Apoio extra a feirantes
Os feirantes com prejuízo na atividade devido à pandemia podem requerer o pagamento dos seguros dos veículos em prestações, segundo uma regulamentação do regime de apoio à retoma das atividades.
A regulamentação prevê “a flexibilização do pagamento do prémio de seguro das viaturas afetas às atividades da diversão e restauração itinerantes, tais como camiões, reboques, semirreboques e caravanas, desde que comprovada a paralisação da respetiva atividade”, até ao máximo de 12 prestações mensais.
Permite também a “extensão da validade dos seguros e dos certificados de inspeção dos veículos afetos às atividades de diversão e restauração itinerantes, durante o período da suspensão e enquanto as viaturas não estiverem em circulação, sempre que fique salvaguardada a proteção por danos que possam, ainda assim, ocorrer a terceiros”.

Para ter direito a este regime, o segurado tem de realizar um requerimento ao segurador, “podendo ser apresentado a qualquer momento quando referente à anuidade em curso e no prazo de 15 dias úteis anteriores à respetiva cessação do contrato, em caso de prémio relativo à anuidade subsequente, em ambos os casos acompanhado de comprovativo de paralisação da atividade”.

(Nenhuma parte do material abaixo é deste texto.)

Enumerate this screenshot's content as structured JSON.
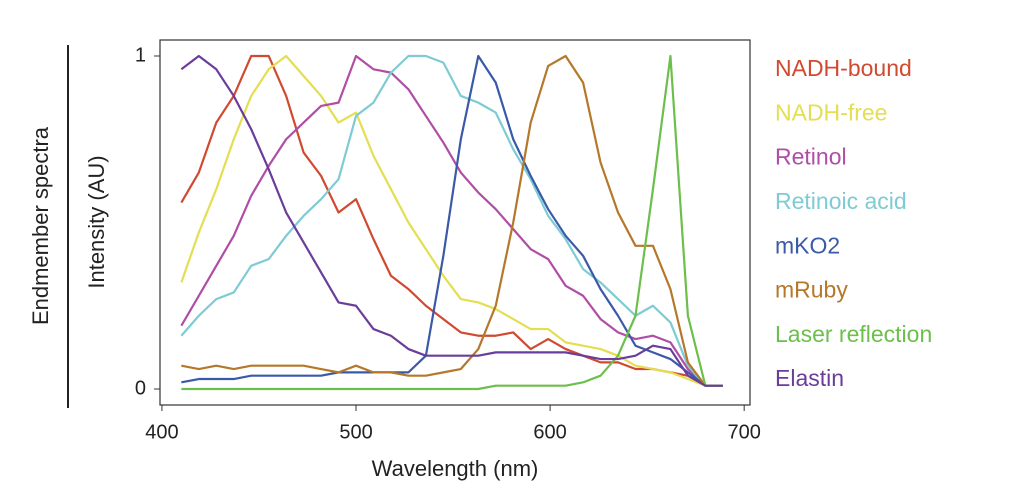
{
  "chart_data": {
    "type": "line",
    "side_label": "Endmember spectra",
    "x_label": "Wavelength (nm)",
    "y_label": "Intensity (AU)",
    "xlim": [
      399,
      703
    ],
    "ylim": [
      -0.048,
      1.048
    ],
    "xticks": [
      400,
      500,
      600,
      700
    ],
    "yticks": [
      0,
      1
    ],
    "legend": "right",
    "x": [
      410,
      419,
      428,
      437,
      446,
      455,
      464,
      473,
      482,
      491,
      500,
      509,
      518,
      527,
      536,
      545,
      554,
      563,
      572,
      581,
      590,
      599,
      608,
      617,
      626,
      635,
      644,
      653,
      662,
      671,
      680,
      689
    ],
    "series": [
      {
        "name": "NADH-bound",
        "color": "#d04a30",
        "values": [
          0.56,
          0.65,
          0.8,
          0.88,
          1.0,
          1.0,
          0.88,
          0.71,
          0.64,
          0.53,
          0.57,
          0.45,
          0.34,
          0.3,
          0.25,
          0.21,
          0.17,
          0.16,
          0.16,
          0.17,
          0.12,
          0.15,
          0.12,
          0.1,
          0.08,
          0.08,
          0.06,
          0.06,
          0.05,
          0.04,
          0.01,
          0.01
        ]
      },
      {
        "name": "NADH-free",
        "color": "#e3de52",
        "values": [
          0.32,
          0.47,
          0.6,
          0.75,
          0.88,
          0.96,
          1.0,
          0.94,
          0.88,
          0.8,
          0.83,
          0.7,
          0.6,
          0.5,
          0.42,
          0.34,
          0.27,
          0.26,
          0.24,
          0.21,
          0.18,
          0.18,
          0.14,
          0.13,
          0.12,
          0.1,
          0.07,
          0.06,
          0.05,
          0.03,
          0.01,
          0.01
        ]
      },
      {
        "name": "Retinol",
        "color": "#b04ea6",
        "values": [
          0.19,
          0.28,
          0.37,
          0.46,
          0.58,
          0.67,
          0.75,
          0.8,
          0.85,
          0.86,
          1.0,
          0.96,
          0.95,
          0.9,
          0.82,
          0.74,
          0.65,
          0.59,
          0.54,
          0.48,
          0.42,
          0.39,
          0.31,
          0.28,
          0.21,
          0.17,
          0.15,
          0.16,
          0.14,
          0.06,
          0.01,
          0.01
        ]
      },
      {
        "name": "Retinoic acid",
        "color": "#7ecbd4",
        "values": [
          0.16,
          0.22,
          0.27,
          0.29,
          0.37,
          0.39,
          0.46,
          0.52,
          0.57,
          0.63,
          0.82,
          0.86,
          0.95,
          1.0,
          1.0,
          0.98,
          0.88,
          0.86,
          0.83,
          0.72,
          0.63,
          0.52,
          0.45,
          0.36,
          0.32,
          0.27,
          0.22,
          0.25,
          0.2,
          0.07,
          0.01,
          0.01
        ]
      },
      {
        "name": "mKO2",
        "color": "#3a5aa8",
        "values": [
          0.02,
          0.03,
          0.03,
          0.03,
          0.04,
          0.04,
          0.04,
          0.04,
          0.04,
          0.05,
          0.05,
          0.05,
          0.05,
          0.05,
          0.1,
          0.4,
          0.75,
          1.0,
          0.92,
          0.75,
          0.64,
          0.54,
          0.46,
          0.4,
          0.3,
          0.22,
          0.13,
          0.11,
          0.09,
          0.05,
          0.01,
          0.01
        ]
      },
      {
        "name": "mRuby",
        "color": "#b5782a",
        "values": [
          0.07,
          0.06,
          0.07,
          0.06,
          0.07,
          0.07,
          0.07,
          0.07,
          0.06,
          0.05,
          0.07,
          0.05,
          0.05,
          0.04,
          0.04,
          0.05,
          0.06,
          0.12,
          0.25,
          0.5,
          0.8,
          0.97,
          1.0,
          0.92,
          0.68,
          0.53,
          0.43,
          0.43,
          0.3,
          0.08,
          0.01,
          0.01
        ]
      },
      {
        "name": "Laser reflection",
        "color": "#6cbf4a",
        "values": [
          0.0,
          0.0,
          0.0,
          0.0,
          0.0,
          0.0,
          0.0,
          0.0,
          0.0,
          0.0,
          0.0,
          0.0,
          0.0,
          0.0,
          0.0,
          0.0,
          0.0,
          0.0,
          0.01,
          0.01,
          0.01,
          0.01,
          0.01,
          0.02,
          0.04,
          0.1,
          0.22,
          0.6,
          1.0,
          0.22,
          0.01,
          0.01
        ]
      },
      {
        "name": "Elastin",
        "color": "#6a3d9a",
        "values": [
          0.96,
          1.0,
          0.96,
          0.88,
          0.78,
          0.66,
          0.53,
          0.44,
          0.35,
          0.26,
          0.25,
          0.18,
          0.16,
          0.12,
          0.1,
          0.1,
          0.1,
          0.1,
          0.11,
          0.11,
          0.11,
          0.11,
          0.11,
          0.1,
          0.09,
          0.09,
          0.1,
          0.13,
          0.12,
          0.04,
          0.01,
          0.01
        ]
      }
    ]
  }
}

Considera-se que o empresário está em situação de paralisação da atividade quando “esteja em situação de crise empresarial, incluindo quando registe uma quebra abrupta e acentuada de, pelo menos, 40% da faturação nos últimos três meses em face do período homólogo do ano anterior”. Para comprovar que as viaturas não estão em circulação, basta ao tomador do seguro “efetuar a declaração desse facto sob compromisso de honra”. Este regime é aplicável até 31 de março de 2021 e não impede “a adoção de outras soluções de flexibilização do pagamento dos prémios de seguros mais favoráveis ao tomador do seguro se acordadas entre as partes”.
Por outro lado, em caso de nova suspensão da atividade devido a medidas excecionais e temporárias para fazer face à Covid-19, “a validade dos certificados de inspeção dos veículos afetos à atividade de diversão e restauração itinerante é prorrogada por um período idêntico àquele em que a atividade esteve suspensa até ao limite máximo de cinco meses, desde que as viaturas não se encontrem em circulação”.